According to the cybersecurity firm Cyvers, which specializes in on-chain compliance, the victim sent two large payments within hours:

🔹 first, $843,000 USDT,

🔹 followed by another $1.75 million USDT.

Both transactions were executed using a deceptive phishing method involving zero-value transfers — a subtle and sophisticated technique that is often overlooked by even seasoned users.

Source: Cyvers Alert

🔹 How do zero-value transfers work?

This attack exploits token transfer functions to insert a fake transaction with a zero token value into the victim’s on-chain history. Since the transfer amount is zero, it doesn’t require a signature from the victim’s private key.

As a result, the fake recipient address appears in the victim’s transaction history, giving the illusion that it’s a trusted or previously used address.

📌 Then the real danger begins: The victim, believing they are sending funds to a familiar recipient, copies the address directly from history.
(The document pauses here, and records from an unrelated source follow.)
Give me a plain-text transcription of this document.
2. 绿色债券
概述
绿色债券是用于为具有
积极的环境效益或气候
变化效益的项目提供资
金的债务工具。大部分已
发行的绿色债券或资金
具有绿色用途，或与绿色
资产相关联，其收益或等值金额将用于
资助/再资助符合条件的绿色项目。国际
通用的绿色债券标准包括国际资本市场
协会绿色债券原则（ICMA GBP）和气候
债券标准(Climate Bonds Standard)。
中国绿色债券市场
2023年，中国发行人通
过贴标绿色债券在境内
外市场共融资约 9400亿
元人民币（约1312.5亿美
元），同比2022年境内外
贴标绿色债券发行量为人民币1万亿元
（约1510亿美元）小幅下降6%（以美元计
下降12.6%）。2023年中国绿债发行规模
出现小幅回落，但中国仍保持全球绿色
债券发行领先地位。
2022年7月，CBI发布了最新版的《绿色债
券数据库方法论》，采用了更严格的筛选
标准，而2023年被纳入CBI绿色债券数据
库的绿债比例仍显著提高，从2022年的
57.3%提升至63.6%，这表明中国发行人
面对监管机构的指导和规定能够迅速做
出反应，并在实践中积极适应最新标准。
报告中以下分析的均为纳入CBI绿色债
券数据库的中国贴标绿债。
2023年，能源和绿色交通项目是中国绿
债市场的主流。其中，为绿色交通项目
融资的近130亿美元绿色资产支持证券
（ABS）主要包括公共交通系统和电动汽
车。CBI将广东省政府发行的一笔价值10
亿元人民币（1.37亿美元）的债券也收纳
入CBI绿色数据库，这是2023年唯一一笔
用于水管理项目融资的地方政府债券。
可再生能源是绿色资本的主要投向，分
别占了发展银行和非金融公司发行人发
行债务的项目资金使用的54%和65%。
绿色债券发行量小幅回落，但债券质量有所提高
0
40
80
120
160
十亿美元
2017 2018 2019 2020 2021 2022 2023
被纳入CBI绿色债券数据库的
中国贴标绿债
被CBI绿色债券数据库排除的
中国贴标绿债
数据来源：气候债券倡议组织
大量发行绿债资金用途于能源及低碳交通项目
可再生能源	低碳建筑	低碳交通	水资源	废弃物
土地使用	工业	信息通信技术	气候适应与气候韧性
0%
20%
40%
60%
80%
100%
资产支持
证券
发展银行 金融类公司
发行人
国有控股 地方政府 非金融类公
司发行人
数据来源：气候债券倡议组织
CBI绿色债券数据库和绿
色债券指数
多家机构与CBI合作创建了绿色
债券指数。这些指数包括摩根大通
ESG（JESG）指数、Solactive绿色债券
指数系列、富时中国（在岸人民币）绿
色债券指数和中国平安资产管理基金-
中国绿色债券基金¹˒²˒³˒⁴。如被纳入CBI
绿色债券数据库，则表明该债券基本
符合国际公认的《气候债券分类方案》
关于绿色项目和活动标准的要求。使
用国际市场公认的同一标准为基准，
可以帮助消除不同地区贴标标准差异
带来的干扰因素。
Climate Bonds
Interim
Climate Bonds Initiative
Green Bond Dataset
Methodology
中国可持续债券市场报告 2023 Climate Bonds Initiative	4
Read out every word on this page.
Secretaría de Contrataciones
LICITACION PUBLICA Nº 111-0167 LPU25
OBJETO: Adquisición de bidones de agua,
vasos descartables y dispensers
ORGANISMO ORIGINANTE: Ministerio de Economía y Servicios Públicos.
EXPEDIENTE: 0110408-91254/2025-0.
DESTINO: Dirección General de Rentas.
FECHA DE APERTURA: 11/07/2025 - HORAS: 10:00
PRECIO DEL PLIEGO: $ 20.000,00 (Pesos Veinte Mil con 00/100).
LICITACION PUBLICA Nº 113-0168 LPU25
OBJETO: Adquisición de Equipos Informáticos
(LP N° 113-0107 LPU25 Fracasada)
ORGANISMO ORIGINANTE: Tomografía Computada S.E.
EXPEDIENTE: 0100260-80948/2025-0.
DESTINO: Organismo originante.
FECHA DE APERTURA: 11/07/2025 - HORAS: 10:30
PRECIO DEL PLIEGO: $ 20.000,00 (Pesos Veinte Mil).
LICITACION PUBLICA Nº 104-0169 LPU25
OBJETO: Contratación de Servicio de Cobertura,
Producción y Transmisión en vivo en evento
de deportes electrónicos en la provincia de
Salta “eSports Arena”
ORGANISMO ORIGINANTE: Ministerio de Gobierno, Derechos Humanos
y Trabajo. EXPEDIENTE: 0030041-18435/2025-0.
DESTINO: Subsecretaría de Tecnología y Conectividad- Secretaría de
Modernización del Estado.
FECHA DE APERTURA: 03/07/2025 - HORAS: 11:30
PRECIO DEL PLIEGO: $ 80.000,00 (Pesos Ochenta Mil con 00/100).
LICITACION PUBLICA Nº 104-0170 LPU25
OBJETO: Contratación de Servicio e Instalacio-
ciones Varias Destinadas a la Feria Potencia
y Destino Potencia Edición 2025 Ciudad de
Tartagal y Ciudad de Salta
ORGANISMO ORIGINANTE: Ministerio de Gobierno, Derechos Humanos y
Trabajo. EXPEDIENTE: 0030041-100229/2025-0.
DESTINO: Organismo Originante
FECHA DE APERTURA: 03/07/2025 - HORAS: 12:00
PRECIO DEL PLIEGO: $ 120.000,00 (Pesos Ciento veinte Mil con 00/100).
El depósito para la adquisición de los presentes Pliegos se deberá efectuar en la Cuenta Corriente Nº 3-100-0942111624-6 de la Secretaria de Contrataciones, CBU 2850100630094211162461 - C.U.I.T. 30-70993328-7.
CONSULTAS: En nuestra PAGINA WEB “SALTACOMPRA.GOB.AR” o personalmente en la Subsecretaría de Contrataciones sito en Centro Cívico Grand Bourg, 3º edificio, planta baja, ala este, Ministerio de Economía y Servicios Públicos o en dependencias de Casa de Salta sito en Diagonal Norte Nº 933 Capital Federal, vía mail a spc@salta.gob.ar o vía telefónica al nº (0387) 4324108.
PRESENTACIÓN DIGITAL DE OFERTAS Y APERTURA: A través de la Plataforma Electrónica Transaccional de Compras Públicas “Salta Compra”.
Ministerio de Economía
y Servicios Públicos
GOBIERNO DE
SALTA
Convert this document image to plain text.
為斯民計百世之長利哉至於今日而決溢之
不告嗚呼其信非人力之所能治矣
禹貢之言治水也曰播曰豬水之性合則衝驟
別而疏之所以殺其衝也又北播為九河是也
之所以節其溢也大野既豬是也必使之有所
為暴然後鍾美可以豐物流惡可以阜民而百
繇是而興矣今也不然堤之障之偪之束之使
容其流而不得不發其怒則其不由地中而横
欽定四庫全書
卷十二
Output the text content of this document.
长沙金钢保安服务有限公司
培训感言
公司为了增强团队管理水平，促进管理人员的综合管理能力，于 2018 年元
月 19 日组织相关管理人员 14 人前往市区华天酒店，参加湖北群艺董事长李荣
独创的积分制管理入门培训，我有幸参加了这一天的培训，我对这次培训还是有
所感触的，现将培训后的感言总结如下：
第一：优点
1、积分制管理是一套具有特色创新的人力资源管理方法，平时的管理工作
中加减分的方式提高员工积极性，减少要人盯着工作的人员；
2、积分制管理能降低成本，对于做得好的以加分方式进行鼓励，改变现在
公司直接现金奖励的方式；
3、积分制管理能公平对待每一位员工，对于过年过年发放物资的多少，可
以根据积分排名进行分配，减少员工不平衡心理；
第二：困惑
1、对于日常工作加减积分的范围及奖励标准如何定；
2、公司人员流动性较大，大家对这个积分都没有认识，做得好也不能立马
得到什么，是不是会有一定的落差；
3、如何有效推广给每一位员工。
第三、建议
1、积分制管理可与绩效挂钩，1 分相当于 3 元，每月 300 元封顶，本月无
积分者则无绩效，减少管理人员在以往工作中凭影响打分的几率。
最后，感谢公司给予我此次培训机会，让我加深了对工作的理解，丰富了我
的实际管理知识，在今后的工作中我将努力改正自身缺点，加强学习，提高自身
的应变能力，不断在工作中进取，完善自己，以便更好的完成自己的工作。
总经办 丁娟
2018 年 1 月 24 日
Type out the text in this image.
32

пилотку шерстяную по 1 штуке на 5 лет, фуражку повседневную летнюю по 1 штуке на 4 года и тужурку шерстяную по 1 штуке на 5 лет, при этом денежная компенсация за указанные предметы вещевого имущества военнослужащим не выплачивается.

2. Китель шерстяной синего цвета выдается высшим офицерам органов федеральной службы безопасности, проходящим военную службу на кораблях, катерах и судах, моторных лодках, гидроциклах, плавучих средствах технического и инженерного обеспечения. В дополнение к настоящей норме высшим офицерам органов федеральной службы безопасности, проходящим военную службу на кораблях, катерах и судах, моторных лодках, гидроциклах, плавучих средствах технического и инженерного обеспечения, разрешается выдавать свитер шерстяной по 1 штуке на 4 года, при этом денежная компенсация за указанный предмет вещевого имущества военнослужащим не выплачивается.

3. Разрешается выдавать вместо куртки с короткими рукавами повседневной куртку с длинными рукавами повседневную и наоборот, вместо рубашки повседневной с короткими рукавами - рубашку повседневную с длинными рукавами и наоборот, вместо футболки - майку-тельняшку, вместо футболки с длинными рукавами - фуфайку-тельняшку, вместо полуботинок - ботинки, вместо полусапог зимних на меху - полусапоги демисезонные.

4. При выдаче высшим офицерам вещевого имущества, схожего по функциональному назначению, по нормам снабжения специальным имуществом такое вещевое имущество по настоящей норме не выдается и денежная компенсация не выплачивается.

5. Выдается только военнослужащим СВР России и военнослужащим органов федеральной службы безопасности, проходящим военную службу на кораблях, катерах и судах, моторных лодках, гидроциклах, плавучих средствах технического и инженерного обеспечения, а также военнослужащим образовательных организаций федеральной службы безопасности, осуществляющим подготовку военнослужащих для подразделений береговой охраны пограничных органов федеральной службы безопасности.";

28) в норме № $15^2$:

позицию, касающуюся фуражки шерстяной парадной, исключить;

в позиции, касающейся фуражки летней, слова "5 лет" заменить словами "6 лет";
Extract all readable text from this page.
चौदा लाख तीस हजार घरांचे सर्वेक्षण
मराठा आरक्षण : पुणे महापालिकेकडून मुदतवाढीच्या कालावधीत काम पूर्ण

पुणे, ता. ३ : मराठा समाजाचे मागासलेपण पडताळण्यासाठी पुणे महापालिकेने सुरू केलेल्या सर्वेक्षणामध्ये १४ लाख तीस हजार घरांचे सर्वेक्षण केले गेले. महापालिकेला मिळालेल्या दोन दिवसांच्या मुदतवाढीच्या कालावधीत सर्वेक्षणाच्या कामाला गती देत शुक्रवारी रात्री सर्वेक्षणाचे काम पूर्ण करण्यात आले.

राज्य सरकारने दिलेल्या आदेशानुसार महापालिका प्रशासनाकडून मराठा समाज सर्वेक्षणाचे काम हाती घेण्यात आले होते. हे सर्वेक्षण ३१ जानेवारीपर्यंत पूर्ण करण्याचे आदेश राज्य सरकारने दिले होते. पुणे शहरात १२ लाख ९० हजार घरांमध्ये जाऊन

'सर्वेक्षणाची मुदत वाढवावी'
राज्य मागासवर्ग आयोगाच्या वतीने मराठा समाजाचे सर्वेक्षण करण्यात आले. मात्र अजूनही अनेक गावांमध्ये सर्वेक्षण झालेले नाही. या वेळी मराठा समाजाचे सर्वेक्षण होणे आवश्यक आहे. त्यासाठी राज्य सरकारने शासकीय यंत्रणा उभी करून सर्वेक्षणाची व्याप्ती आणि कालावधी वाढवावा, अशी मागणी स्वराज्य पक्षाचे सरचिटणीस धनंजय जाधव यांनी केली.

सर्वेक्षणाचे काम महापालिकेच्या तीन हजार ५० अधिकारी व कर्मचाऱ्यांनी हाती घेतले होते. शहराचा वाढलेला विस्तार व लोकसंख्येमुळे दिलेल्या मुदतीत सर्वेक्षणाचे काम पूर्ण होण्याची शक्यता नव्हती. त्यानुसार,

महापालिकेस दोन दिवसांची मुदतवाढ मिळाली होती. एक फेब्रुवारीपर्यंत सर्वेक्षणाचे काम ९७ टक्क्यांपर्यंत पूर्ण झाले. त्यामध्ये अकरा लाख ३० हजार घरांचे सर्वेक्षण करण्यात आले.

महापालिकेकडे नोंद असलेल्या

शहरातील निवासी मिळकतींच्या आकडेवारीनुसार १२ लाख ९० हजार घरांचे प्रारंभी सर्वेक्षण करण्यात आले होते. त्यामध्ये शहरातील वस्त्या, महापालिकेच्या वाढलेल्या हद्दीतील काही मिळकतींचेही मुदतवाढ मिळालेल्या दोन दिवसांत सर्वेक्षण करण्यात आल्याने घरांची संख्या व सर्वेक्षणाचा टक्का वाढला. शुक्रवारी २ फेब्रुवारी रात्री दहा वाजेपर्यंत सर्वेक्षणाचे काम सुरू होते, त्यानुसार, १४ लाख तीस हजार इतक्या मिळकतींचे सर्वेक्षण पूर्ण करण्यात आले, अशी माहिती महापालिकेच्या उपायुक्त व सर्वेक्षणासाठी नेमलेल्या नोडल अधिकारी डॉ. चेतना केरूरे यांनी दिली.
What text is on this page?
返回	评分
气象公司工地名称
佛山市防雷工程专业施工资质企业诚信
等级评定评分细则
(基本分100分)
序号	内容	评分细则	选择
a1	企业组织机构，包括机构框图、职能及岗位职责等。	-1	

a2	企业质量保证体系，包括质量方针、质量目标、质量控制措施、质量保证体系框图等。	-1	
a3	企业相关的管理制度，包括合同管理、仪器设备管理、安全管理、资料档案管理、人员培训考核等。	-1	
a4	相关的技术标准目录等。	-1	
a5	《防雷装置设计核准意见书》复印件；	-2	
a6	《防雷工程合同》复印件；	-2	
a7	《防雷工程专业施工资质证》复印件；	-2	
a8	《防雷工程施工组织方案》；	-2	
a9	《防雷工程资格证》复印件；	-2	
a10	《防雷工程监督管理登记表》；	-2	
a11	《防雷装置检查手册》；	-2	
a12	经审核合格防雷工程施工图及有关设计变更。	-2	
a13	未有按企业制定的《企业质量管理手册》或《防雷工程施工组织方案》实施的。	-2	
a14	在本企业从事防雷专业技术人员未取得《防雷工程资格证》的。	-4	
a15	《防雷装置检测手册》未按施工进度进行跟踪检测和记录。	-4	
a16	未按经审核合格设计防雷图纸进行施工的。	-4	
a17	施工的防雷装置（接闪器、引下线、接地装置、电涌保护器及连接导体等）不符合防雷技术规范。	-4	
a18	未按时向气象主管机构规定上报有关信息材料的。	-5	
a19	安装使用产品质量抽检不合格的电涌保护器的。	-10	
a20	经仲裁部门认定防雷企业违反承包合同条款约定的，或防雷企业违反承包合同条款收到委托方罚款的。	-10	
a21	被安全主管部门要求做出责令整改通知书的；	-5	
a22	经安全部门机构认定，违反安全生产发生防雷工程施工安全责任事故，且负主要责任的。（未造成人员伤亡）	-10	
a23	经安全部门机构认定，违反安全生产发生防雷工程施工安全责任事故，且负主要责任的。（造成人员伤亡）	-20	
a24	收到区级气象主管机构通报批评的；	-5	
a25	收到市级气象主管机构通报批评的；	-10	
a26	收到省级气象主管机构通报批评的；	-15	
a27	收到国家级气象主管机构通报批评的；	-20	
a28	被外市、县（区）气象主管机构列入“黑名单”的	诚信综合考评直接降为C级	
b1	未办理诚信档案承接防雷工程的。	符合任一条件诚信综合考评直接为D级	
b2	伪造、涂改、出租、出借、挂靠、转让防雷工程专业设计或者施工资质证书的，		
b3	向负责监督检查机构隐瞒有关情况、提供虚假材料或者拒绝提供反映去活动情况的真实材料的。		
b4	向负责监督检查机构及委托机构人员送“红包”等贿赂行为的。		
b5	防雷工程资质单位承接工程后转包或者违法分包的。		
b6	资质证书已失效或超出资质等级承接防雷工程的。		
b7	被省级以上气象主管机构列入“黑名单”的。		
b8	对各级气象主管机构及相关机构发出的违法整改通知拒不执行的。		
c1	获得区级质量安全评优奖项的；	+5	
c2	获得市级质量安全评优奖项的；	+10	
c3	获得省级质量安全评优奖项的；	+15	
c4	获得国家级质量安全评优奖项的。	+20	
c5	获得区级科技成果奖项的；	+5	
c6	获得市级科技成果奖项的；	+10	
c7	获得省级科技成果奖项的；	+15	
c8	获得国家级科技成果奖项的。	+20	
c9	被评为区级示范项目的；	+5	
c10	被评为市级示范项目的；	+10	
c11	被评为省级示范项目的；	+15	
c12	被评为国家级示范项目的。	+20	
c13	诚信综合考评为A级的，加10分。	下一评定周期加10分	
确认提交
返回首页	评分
The result? The transaction goes straight to the scammer.

🔹 Not the first case – and likely not the last

This trick isn’t new — in 2023, a hacker using the same zero-transfer phishing tactic stole $20 million in USDT before being blacklisted by the stablecoin’s issuer.

Zero-value transfers are considered an advanced form of “address poisoning,” where attackers send a tiny amount of crypto from a wallet that closely resembles the victim’s (sharing similar first and last characters). The goal is to trick users into copying and reusing the wrong address in future transactions — resulting in major losses.

🔹 A growing threat across blockchains

A January 2025 study revealed that between July 2022 and June 2024, there were more than 270 million attempted phishing attacks on BNB Chain and Ethereum. While most were unsuccessful, 6,000 succeeded, leading to over $83 million in losses.

🔹 AI to the rescue: New defense tools emerge

To fight this threat, cybersecurity firms are stepping up. Trugard, in collaboration with the trust protocol Webacy, introduced a new AI-powered system for detecting address poisoning in crypto wallets. Their tool reportedly achieved a 97% success rate during tests on known attack scenarios.

🛡️ The lesson? Don’t trust your transaction history blindly. Always double-check recipient addresses, and use advanced tools to catch subtle scams. In the world of crypto, even one click can cost millions.